Funding at universities could also be an issue, noted John Bumbank, the principle threat hunter of Netenrich, a San Jose, Calif.-based IT and digital security operations company. “The biggest challenge for universities is under-funding of security teams – if they have one – and under-funding of IT teams in general,” he told TechNewsWorld.

“Universities don’t pay particularly well, so part of it is the knowledge gap,” he said.

“Many universities have a culture against enforcing any policies that may hinder research,” he said. “When I worked at a university 15 years ago, there were knock-down drag-out fights against the mandatory antivirus on workstations.”

costly problem

Mark Arnold, vice president of advisory services at LARES, an information security consulting firm in Denver, noted domain spoofing is a significant threat to organizations and the technology of choice for threat actors to impersonate businesses and employees.

“Organizational threat models must account for this prevalent threat,” he told TechNewsWorld. “Implementing DMARC helps organizations filter and validate messages and thwart phishing campaigns and other commercial email agreements.”

Business email agreement (BEC) is probably the most costly problem of all cyber security, maintained Witt.

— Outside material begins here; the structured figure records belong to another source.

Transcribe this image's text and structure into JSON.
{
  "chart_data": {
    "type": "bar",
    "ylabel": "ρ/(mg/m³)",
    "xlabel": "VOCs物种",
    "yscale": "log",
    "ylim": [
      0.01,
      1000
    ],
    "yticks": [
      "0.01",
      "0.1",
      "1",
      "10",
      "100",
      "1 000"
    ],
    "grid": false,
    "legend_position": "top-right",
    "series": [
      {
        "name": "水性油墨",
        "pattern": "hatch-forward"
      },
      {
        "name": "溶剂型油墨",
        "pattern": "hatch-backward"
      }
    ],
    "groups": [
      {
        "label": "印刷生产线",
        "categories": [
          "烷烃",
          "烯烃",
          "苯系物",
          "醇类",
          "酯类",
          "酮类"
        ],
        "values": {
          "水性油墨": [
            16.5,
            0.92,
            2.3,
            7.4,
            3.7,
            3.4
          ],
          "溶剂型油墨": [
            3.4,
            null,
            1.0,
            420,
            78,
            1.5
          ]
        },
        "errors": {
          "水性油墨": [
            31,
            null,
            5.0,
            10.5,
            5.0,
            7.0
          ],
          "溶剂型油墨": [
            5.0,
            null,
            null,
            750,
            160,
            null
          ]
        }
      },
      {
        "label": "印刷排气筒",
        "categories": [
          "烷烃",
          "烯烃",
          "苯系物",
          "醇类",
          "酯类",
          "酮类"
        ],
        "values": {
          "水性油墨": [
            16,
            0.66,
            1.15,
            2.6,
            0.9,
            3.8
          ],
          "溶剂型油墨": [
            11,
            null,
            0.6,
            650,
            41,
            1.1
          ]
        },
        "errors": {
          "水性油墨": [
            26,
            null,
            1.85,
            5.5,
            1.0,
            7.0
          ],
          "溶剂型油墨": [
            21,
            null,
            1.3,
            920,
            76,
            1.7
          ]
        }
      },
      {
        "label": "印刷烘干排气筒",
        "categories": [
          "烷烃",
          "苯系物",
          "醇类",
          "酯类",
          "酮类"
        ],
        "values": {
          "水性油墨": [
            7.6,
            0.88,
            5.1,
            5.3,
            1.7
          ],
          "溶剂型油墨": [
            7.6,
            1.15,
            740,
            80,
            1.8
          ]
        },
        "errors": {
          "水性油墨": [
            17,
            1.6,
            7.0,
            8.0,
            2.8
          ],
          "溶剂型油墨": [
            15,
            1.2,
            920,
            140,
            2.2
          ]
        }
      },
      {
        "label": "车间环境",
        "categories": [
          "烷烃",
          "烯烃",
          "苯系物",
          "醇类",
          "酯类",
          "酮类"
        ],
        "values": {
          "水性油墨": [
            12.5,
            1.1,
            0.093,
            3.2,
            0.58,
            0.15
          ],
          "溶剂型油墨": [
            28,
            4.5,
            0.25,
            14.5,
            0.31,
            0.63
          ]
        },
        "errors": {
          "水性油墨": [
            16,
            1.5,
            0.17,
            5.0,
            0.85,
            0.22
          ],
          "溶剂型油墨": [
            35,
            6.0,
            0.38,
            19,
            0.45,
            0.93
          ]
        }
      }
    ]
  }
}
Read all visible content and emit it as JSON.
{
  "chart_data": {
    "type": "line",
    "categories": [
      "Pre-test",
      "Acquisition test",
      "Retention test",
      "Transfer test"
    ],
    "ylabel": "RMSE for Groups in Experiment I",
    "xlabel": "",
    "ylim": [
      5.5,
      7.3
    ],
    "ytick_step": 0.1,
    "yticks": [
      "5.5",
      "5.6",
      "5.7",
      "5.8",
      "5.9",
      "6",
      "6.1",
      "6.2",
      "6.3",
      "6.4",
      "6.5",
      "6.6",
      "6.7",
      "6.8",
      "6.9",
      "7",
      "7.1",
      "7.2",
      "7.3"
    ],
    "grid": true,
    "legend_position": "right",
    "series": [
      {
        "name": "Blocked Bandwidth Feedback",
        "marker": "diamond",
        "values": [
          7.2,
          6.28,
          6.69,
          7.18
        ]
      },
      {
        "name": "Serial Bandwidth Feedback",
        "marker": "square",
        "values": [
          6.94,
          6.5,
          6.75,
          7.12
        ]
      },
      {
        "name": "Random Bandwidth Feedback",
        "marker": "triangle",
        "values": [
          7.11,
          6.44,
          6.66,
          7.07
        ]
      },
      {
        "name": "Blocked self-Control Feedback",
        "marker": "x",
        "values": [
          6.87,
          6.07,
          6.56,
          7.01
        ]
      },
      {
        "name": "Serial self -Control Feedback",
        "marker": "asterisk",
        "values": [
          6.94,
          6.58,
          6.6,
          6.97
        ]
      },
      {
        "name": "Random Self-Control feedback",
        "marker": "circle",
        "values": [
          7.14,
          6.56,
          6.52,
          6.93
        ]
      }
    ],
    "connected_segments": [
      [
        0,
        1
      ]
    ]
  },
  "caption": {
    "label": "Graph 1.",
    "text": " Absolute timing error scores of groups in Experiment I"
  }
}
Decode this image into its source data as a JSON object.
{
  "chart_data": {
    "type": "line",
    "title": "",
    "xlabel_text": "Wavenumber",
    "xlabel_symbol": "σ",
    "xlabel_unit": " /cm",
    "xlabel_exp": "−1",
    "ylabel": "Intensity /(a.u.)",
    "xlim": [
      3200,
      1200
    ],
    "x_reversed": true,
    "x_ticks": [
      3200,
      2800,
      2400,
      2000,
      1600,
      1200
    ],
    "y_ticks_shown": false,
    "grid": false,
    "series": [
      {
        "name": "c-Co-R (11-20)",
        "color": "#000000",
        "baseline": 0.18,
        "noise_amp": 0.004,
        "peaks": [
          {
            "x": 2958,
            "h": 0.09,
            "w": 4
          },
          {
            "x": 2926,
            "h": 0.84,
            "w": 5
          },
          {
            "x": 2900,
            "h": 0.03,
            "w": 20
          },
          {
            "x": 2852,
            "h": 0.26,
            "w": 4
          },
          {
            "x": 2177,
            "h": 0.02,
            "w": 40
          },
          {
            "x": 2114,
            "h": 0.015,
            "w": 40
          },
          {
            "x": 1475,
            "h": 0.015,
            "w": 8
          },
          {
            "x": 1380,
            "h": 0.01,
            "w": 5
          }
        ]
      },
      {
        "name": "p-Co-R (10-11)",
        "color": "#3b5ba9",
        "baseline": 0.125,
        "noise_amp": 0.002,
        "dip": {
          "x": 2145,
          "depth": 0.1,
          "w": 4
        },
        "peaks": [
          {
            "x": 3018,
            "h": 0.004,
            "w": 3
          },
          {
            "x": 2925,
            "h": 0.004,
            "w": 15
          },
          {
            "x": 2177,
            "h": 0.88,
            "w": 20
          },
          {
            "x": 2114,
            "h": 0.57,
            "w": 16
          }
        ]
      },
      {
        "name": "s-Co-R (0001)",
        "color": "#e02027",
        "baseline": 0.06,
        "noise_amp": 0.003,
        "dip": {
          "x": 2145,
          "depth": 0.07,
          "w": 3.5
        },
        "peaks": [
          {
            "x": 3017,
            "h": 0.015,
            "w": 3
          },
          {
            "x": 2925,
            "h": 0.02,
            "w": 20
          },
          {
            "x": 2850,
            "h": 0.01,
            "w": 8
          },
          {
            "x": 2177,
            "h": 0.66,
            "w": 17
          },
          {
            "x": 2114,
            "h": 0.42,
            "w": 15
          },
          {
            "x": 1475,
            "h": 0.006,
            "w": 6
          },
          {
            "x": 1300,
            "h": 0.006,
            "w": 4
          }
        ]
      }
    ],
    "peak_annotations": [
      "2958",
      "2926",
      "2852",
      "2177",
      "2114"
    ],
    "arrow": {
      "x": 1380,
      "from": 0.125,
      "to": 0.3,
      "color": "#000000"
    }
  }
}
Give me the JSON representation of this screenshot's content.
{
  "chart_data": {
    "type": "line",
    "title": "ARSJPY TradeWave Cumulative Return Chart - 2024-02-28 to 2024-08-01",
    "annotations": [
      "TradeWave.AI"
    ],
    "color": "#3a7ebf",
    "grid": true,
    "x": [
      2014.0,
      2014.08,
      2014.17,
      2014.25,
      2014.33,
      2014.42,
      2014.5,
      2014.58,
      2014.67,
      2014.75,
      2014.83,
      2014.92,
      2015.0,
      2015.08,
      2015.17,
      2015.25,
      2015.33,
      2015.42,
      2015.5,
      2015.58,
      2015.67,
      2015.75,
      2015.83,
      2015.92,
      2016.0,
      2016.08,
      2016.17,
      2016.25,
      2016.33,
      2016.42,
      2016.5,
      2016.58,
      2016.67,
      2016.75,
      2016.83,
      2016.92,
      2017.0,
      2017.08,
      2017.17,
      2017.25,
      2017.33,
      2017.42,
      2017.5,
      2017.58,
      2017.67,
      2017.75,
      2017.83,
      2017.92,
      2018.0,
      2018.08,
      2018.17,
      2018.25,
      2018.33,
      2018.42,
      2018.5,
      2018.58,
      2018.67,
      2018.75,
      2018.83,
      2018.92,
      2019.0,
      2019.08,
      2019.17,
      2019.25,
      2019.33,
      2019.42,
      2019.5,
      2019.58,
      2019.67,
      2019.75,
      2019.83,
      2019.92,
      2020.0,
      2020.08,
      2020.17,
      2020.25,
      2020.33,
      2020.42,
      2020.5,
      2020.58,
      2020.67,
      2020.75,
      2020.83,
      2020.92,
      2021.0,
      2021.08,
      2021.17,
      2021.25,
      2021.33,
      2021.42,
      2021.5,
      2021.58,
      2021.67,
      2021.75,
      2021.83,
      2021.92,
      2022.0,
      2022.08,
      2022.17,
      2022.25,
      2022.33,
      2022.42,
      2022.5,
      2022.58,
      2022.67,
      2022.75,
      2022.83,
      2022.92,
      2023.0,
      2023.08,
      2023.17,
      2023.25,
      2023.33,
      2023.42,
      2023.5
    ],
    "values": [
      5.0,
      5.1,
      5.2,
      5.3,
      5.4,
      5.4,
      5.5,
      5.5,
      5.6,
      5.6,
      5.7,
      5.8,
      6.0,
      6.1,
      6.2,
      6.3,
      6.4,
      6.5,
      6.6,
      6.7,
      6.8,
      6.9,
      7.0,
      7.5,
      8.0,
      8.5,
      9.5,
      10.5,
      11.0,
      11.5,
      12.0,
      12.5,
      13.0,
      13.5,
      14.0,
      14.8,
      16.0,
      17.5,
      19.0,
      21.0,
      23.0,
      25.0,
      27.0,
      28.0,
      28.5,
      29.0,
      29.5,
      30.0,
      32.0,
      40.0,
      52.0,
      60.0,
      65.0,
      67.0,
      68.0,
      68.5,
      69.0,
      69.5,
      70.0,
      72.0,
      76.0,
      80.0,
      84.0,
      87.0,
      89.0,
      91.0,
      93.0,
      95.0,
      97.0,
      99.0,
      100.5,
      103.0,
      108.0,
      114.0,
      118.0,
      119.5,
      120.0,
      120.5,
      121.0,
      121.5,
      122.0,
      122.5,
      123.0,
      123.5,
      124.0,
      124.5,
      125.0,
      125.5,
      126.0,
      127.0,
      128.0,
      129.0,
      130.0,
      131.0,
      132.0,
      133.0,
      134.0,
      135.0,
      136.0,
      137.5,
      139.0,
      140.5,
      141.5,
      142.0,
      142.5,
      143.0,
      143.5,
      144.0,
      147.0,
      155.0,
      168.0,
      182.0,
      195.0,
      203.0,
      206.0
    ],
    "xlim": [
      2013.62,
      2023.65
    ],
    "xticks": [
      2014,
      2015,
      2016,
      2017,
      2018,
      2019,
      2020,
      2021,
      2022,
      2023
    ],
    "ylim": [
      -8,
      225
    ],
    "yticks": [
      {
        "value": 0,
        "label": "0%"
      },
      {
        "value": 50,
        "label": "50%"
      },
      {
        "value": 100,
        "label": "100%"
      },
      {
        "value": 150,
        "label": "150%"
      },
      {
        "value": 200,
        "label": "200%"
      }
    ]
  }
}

According to the FBI, BEC thieves lost $43 billion between June 2016 and December 2021.

“Most people don’t realize how exceptionally easy it is to spoof email,” Witt said. “Anyone can send a BEC email to an intended target, and there is a high probability of it getting through, especially if the impersonated organization is not authenticating their email.”

“These messages often do not contain malicious links or attachments, bypassing traditional security solutions that analyze messages for these traits,” he continued. “Instead, emails are sent only with text designed to prepare the victim to act.”

“Domain spoofing, and its cousin typosquatting, are some of the lowest-hanging fruits for cybercriminals,” Bumbenek said. “If you can get people to click on your email because it looks like it’s coming from their own university, you’ll get a higher click-through rate and, by extension, more fraud damages, stolen credentials and more.” See you successful cybercrime.”

“In recent years,” he said, “attackers have been stealing students’ financial aid refunds. There is a lot of money to be made by criminals here.”